Jackson ImmunoResearch Laboratories, Inc. reported to the IMERC-member states that they phased-out the manufacture of mercury-added chemical products (e.g., thimerosal) in 2004 and completed the sale and distribution of their remaining inventory of mercury-added products by the end of 2006.
Anatrace, Inc. reported to the IMERC-member states that they no longer sell or distribute mercury-added chemical products, including Baker's dimercurial and dimercurial acetate, as of September 30, 2005.
BioGenex Laboratories, Inc. reported to the IMERC-member states that they ceased the manufacture and sale of their chemical buffer products containing thimerosal, a mercury-added preservative in October 2005. They have replaced the use of thimerosal in this product with sodium azide, a preservative that does not contain mercury.
Instrumentation Laboratory reported to the IMERC-member states that they no longer sell or distribute their mercury-added solutions and diagnostic test kits (i.e., containing thimerosal) to Connecticut and Rhode Island as of December 2006. They also reported that they planned to cease the manufacture of these products in 2007, but have yet to confirm this to the IMERC-member states.

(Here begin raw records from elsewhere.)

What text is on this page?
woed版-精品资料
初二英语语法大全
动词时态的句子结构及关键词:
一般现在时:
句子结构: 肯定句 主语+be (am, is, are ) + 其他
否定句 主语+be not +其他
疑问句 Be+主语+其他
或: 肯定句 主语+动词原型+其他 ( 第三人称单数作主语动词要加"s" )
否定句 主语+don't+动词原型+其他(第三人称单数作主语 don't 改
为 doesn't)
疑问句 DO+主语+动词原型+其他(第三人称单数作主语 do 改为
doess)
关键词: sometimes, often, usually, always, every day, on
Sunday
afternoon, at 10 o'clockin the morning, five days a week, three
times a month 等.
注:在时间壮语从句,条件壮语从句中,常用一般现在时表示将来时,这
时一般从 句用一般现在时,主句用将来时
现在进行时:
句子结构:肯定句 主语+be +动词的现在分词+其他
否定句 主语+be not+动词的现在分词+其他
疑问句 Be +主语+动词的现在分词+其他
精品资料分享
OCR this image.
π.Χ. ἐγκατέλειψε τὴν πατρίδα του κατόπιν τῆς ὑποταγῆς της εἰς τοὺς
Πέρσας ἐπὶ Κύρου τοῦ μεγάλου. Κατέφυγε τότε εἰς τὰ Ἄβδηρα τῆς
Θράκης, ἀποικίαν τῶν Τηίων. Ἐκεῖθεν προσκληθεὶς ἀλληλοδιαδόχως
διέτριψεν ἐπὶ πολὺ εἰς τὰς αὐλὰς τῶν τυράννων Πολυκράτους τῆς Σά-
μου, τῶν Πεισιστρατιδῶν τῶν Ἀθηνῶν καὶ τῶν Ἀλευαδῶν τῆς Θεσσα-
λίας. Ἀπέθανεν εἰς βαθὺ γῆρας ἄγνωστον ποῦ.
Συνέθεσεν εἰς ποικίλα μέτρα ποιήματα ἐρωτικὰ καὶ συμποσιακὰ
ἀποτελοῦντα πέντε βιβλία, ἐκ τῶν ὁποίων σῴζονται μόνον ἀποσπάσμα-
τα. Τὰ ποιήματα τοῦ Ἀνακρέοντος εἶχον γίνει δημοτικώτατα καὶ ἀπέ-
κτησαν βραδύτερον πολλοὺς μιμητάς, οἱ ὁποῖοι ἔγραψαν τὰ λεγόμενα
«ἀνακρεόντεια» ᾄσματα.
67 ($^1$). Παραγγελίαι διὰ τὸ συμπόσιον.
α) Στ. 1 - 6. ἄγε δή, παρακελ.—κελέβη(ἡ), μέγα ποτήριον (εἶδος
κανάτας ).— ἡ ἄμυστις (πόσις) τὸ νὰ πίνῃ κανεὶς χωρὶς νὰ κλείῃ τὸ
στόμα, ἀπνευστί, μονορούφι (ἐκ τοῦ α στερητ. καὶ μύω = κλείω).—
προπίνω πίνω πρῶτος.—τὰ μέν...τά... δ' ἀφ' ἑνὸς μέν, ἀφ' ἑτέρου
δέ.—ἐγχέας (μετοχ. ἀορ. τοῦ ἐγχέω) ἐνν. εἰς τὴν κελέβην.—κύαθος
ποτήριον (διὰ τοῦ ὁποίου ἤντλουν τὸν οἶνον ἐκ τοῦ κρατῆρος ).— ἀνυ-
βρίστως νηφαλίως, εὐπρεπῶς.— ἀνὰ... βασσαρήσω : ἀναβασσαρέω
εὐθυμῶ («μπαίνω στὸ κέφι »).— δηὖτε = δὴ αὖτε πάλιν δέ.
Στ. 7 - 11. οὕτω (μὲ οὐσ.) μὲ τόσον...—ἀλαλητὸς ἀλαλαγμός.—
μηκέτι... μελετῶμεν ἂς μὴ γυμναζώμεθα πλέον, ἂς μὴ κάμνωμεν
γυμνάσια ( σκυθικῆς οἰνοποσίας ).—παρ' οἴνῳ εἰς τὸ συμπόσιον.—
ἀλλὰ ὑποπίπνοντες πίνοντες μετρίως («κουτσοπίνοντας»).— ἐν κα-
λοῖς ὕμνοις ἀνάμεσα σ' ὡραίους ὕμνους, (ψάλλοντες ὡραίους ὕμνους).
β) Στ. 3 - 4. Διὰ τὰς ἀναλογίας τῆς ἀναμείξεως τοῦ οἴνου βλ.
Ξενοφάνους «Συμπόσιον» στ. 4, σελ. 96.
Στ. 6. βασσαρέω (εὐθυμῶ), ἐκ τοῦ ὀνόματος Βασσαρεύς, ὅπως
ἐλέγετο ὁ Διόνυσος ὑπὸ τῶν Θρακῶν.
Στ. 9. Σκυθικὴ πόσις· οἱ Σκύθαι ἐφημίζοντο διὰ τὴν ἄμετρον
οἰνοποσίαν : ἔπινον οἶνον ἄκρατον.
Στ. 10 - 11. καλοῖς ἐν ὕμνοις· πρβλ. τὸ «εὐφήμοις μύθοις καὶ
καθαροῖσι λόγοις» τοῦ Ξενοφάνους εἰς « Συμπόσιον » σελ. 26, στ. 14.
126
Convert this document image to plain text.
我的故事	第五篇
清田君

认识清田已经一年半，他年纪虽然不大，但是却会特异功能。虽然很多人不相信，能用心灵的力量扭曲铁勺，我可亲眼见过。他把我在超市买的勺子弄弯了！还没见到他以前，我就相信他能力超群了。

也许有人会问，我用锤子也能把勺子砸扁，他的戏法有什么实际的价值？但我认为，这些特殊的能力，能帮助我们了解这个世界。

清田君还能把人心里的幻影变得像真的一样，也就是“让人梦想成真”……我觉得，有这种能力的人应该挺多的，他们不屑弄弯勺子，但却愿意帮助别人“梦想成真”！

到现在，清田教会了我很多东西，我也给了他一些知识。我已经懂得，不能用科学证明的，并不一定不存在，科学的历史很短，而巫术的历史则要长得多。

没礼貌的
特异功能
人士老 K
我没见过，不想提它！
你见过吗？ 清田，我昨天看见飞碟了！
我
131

1 This Fact Sheet does not cover mercury-added pharmaceuticals and personal care products that are regulated by the Food and Drug Administration (FDA).
2 IMERC: http://www.newmoa.org/prevention/mercury/imerc/about.cfm
3 Mercury-Added Products Database: http://www.newmoa.org/prevention/mercury/imerc/notification/index.cfm
4 Manufacturers are not required to notify their total bulk elemental mercury sales to IMERC under the IMERC-member state notification requirements because it is not classified as a mercury-added product. Therefore, data on the use of elemental mercury is not included in this Fact Sheet.
5 Vaccines are pharmaceutical products regulated by the U.S. Food and Drug Administration (FDA). The IMERC-member states exclude these products from their Notification requirements. Therefore, data on mercury use in thimerosal in vaccines is not included in this Fact Sheet.